Dual-chamber defibrillator and atrioventricular dissociation - Cobalt DR

Patient

Male implanted with a dual-chamber defibrillator (Cobalt DR) for hypertrophic cardiomyopathy.


Trace

1- What was the diagnosis made by the defibrillator for this episode?
This episode has been classified FVT by the device.

2- How many detection zones are programmed?
Three detection zones have been programmed.

3- What diagnosis does the interval plot suggest?
The graph suggests a diagnosis of VT with atrioventricular dissociation (ventricular rhythm faster than the atrial rhythm); the burst allows reduction.

4- How many discrimination parameters are programmed?
The discrimination parameters (PR Logic and Wavelet) are programmed with a SVT V.limit of 260 ms.

5- What is your diagnosis?
The diagnosis of VT is obvious with atrioventricular dissociation.

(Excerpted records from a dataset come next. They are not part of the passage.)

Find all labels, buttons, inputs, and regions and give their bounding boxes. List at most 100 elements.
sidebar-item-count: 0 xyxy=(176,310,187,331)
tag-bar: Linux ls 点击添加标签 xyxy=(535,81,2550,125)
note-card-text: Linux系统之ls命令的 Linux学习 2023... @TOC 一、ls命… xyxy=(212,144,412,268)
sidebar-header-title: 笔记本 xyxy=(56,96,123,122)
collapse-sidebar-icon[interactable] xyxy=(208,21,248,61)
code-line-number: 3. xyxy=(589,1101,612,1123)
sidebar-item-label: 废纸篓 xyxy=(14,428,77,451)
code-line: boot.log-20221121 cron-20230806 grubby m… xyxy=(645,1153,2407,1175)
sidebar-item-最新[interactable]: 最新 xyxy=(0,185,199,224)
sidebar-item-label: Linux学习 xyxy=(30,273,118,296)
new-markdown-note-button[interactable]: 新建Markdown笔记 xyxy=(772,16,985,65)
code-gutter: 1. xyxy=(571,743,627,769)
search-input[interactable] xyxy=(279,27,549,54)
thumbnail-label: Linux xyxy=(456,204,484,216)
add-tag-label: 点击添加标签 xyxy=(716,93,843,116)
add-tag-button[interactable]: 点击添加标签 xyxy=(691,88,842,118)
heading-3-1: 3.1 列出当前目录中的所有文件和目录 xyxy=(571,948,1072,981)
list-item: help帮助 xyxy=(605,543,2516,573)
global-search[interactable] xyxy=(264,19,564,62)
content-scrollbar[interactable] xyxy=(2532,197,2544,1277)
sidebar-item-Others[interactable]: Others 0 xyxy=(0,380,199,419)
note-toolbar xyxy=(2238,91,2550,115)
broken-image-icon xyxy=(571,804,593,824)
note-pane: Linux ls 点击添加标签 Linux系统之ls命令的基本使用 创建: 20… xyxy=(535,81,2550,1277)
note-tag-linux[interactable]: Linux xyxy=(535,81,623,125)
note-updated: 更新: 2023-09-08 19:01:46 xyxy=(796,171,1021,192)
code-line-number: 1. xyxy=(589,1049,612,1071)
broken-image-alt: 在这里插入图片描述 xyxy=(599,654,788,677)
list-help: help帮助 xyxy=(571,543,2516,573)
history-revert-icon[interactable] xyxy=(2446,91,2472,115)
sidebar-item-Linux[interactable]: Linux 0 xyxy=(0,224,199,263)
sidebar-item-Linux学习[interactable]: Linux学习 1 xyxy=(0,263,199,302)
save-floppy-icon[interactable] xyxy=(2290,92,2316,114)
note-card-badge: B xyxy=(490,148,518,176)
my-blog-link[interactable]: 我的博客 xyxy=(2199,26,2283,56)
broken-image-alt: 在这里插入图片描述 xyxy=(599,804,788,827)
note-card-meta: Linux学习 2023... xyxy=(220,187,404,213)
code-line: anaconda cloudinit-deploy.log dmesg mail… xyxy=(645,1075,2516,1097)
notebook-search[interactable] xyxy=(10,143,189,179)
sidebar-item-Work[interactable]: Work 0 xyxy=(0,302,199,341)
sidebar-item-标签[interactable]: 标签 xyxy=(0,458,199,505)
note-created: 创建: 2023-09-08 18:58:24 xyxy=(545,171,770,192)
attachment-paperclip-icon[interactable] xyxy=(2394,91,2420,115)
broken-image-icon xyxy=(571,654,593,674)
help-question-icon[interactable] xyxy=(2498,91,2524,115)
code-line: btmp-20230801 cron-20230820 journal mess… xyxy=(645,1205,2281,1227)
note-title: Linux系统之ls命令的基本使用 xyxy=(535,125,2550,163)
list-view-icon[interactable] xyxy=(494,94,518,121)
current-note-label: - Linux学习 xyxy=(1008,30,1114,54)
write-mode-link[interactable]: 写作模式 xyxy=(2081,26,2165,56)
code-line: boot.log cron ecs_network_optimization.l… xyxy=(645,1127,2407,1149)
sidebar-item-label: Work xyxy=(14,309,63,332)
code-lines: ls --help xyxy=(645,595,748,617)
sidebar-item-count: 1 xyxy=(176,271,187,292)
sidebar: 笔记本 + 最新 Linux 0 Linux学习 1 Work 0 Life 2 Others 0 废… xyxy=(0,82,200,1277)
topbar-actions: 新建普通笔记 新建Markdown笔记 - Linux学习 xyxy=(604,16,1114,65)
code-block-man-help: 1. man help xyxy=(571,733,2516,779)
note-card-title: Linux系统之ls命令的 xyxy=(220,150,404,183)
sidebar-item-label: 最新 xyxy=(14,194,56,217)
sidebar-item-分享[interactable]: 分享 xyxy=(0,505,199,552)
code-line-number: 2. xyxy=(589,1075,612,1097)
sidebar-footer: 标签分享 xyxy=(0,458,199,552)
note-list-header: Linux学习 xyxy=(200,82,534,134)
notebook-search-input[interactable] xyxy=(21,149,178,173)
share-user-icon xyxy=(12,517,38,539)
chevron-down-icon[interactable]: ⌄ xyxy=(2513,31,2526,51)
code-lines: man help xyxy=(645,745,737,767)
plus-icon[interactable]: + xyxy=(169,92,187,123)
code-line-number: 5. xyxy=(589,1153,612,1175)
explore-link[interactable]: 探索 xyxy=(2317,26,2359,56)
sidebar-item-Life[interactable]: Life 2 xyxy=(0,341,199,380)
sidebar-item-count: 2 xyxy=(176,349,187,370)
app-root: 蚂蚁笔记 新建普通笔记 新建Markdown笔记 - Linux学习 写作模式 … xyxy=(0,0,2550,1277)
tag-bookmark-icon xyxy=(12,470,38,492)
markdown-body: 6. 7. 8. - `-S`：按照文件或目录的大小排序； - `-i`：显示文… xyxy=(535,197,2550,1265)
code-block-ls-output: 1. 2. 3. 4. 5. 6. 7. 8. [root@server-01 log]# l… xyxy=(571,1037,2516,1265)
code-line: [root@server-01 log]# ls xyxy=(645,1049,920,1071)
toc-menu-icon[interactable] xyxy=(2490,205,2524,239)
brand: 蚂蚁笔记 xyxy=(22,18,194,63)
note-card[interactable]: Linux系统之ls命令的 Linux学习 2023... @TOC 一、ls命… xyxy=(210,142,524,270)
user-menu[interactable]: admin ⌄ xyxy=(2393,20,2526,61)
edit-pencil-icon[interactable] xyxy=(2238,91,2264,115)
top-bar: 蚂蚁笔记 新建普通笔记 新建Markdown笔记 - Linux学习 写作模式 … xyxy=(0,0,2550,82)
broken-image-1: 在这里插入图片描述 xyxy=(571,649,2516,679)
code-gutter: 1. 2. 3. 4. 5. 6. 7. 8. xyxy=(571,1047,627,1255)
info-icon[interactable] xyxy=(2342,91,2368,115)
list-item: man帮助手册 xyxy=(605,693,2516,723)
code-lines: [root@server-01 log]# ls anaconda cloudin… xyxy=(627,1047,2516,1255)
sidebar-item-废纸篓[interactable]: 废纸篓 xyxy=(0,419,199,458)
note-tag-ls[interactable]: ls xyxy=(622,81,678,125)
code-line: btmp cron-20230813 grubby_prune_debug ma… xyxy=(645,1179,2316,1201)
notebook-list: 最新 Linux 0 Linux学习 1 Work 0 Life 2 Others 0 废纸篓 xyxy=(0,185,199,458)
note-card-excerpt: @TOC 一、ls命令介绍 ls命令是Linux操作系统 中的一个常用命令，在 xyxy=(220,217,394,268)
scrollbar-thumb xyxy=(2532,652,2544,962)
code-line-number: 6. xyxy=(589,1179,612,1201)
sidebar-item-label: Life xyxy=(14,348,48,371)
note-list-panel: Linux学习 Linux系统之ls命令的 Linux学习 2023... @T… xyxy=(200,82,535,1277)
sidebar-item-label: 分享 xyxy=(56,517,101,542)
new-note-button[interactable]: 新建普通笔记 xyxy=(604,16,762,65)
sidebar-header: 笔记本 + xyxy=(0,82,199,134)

6-What are the results of Wavelet?
Wavelet supports the diagnosis of VT, with none of the QRS complexes analysed judged to be similar to the reference template.

 

Take home message

  • A double or triple-chamber defibrillator can be used to compare the atrial and ventricular rates; for both the clinician and defibrillator, the presence of a ventricular rate faster than the atrial rate confirms the ventricular origin of the tachycardia.
  • In a dual or triple chamber defibrillator, the PR Logic algorithm is used to discriminate the origin of the tachycardia and differentiate between ventricular and supra-ventricular tachycardias by studying the relationship between atrial and ventricular activity and comparing the 2 respective rates.
  • Discrimination by PR Logic only applies during the initial detection phase and not during the re-detection phase; PR Logic only works for heart rates below the programmed limit of supra-ventricular tachycardia and can therefore be active in the VF zone depending on programming.
  • PR Logic gives its diagnosis once the initial VT or VF counter has been filled.
  • PR Logic discrimination is based on the continuous and simultaneous assessment of 6 criteria, which can sometimes make it difficult to explain in detail how it works.
  • In this example, the diagnosis of VT is obvious to the doctor because of atrioventricular dissociation, which is most frequently the case; in fact, during an episode of VT, the demonstration of a ventricular rate faster than the atrial rate is much more common than the observation of a 1/1 ratio (retrograde conduction) or a bi-tachycardia.
  • Diagnosis is also straightforward with PR Logic; one of the essential steps in diagnosis using PR Logic is a comparison between ventricular  and atrial rates (measurement of the median value of RR intervals and PP intervals over the last 12 cycles); when the ventricular rate is judged to be faster than the atrial rate, the device concludes that VT has occurred without further analysis.